Since becoming a J.C. Penney’s exclusive, Liz Claiborne has grown to encompass 30 categories including women’s and men’s apparel, footwear, handbags, accessories and home. It covers the gamut from casual and wear-to-work to weekend attire. While modernizing the label, J.C. Penney’s did retain many of the veteran members of the Liz Claiborne design team, which works out of J.C. Penney’s SoHo offices. Owning the intellectual property of Claiborne, J.C. Penney’s utilizes the Liz Claiborne print library and fabric library.

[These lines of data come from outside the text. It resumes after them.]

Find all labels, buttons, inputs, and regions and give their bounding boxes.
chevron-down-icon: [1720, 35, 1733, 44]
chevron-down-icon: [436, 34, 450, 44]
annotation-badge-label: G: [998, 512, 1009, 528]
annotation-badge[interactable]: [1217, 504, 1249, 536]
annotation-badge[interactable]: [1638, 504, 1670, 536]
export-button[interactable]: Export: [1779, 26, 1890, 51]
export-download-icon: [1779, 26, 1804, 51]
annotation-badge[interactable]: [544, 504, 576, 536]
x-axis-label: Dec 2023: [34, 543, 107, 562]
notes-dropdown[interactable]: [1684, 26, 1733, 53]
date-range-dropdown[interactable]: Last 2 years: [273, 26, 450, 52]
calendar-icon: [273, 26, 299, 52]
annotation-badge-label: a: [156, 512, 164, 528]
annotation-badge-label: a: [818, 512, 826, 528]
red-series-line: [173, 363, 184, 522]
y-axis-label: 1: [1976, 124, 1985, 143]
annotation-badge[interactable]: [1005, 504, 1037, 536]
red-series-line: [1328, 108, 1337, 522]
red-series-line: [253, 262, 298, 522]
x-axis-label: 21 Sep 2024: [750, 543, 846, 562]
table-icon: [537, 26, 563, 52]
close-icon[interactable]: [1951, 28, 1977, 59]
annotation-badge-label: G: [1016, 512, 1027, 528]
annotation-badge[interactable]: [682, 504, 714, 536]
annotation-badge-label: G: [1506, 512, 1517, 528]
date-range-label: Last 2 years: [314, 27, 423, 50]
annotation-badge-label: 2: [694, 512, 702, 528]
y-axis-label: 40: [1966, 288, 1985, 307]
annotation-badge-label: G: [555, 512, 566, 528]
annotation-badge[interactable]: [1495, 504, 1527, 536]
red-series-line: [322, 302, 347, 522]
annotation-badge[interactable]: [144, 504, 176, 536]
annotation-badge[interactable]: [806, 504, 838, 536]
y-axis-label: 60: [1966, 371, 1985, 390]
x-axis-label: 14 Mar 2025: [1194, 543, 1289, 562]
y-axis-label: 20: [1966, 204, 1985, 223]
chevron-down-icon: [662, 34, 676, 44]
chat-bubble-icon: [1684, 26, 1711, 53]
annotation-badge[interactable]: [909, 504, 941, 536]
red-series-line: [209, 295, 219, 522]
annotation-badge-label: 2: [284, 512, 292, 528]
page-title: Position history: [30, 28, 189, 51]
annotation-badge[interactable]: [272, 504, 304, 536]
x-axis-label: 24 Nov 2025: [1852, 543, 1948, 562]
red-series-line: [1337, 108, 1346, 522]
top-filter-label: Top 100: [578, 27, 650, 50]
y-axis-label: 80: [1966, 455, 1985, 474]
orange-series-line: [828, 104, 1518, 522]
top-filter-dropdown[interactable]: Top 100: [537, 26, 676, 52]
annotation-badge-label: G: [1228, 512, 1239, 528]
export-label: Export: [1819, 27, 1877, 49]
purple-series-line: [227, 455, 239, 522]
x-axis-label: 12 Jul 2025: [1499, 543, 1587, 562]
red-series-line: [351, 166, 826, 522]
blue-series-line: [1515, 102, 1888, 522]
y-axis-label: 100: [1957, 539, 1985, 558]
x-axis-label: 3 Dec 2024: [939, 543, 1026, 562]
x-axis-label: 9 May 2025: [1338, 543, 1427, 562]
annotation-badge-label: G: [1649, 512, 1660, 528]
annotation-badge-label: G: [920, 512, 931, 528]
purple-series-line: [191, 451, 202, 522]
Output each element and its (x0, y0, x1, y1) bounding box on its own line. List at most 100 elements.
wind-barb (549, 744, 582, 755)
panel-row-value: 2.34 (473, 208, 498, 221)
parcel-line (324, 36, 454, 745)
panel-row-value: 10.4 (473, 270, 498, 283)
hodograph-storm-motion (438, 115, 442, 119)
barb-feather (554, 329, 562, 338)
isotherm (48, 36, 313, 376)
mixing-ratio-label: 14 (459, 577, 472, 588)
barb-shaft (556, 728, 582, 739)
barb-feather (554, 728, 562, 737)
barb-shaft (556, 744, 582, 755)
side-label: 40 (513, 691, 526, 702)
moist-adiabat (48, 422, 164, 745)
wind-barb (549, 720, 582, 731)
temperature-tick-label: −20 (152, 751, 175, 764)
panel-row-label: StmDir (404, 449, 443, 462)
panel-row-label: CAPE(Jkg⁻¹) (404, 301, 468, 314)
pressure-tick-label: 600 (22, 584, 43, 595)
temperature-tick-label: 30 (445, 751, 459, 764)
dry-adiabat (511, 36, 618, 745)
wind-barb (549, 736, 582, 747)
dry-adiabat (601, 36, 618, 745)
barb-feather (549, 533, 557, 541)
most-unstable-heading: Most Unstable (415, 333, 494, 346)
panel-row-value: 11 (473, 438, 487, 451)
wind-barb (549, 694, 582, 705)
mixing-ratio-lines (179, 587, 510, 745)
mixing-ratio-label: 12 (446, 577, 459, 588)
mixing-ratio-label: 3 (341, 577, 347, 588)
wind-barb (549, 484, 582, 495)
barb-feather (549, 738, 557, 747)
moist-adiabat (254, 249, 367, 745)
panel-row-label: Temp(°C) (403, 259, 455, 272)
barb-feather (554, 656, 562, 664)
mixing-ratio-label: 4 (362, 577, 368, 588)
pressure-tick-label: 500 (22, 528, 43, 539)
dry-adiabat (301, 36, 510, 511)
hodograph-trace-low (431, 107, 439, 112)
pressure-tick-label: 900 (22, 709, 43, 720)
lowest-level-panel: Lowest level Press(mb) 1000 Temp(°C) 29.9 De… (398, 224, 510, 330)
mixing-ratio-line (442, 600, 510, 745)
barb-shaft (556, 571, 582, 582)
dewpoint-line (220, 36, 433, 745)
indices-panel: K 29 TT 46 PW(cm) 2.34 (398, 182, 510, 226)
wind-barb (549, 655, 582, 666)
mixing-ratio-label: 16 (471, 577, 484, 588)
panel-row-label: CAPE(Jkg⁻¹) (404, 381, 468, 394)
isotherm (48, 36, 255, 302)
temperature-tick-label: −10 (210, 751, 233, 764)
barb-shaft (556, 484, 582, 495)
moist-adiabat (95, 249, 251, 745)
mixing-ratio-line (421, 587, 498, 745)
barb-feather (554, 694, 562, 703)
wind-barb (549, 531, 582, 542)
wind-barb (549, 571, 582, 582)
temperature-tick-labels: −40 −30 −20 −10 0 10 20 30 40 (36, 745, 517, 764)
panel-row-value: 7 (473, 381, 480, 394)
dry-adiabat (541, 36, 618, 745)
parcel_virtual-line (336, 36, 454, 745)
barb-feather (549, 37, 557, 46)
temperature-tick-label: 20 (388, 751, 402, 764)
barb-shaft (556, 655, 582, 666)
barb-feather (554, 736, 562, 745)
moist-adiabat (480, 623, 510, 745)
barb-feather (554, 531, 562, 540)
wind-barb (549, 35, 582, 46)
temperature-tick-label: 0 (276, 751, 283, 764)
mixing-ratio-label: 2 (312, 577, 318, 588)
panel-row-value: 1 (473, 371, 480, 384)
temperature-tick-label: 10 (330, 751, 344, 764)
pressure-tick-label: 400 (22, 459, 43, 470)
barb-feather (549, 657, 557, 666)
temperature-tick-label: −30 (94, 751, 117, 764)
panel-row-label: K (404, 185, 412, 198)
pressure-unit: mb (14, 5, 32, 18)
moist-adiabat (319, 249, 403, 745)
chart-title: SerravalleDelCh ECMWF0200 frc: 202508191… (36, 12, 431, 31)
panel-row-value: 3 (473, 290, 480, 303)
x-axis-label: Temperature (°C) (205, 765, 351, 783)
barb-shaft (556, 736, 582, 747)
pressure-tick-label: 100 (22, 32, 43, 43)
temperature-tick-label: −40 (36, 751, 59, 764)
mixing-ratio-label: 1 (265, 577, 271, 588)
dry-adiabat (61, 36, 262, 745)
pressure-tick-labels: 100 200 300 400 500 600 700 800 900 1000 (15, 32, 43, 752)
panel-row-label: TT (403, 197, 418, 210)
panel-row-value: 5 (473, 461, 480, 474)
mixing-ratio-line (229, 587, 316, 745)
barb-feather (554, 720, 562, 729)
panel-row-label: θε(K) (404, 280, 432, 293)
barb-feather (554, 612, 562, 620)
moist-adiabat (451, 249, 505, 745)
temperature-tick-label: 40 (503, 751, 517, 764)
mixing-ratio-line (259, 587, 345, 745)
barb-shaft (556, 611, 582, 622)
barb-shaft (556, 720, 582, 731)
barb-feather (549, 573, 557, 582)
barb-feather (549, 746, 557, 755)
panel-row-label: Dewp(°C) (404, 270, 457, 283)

The brand was cofounded by Liz Claiborne and Art Ortenberg, who are both deceased, as well as Jerome Chazen, chairman of Chazen Capital Partners. In light of the Liz Claiborne milestone, J.C. Penney’s officials invited Chazen to visit the Liz Claiborne operation. He hasn’t been involved in the brand since 1995, but he was naturally curious to check out what was going on.
“It’s interesting. This whole conversation has to be called bittersweet because we’re not up there fighting for the headlines like we used to with Tommy [Hilfiger] and Ralph [Lauren]. But what I discovered is that they really care about Liz Claiborne, which I felt good about. There are so many people involved in the operation that were involved when it existed as an independent company.”
Chazen recalled that J.C. Penney’s first licensed the brand before buying it. Early on, he spoke with then J.C. Penney’s chairman Myron Ullman 3rd who told him at the time that 70 percent of those that purchased Liz Claiborne had never spent a dollar at J.C. Penney. “They would be getting a new customer in and that was a major reason for moving from a licensing thing to buying the company,” Chazen said.
Asked why Liz Claiborne has endured when many brands fail to catch a second wind, Chazen replied, “I think there is a need for that product. But there is no question there continues to be name recognition.”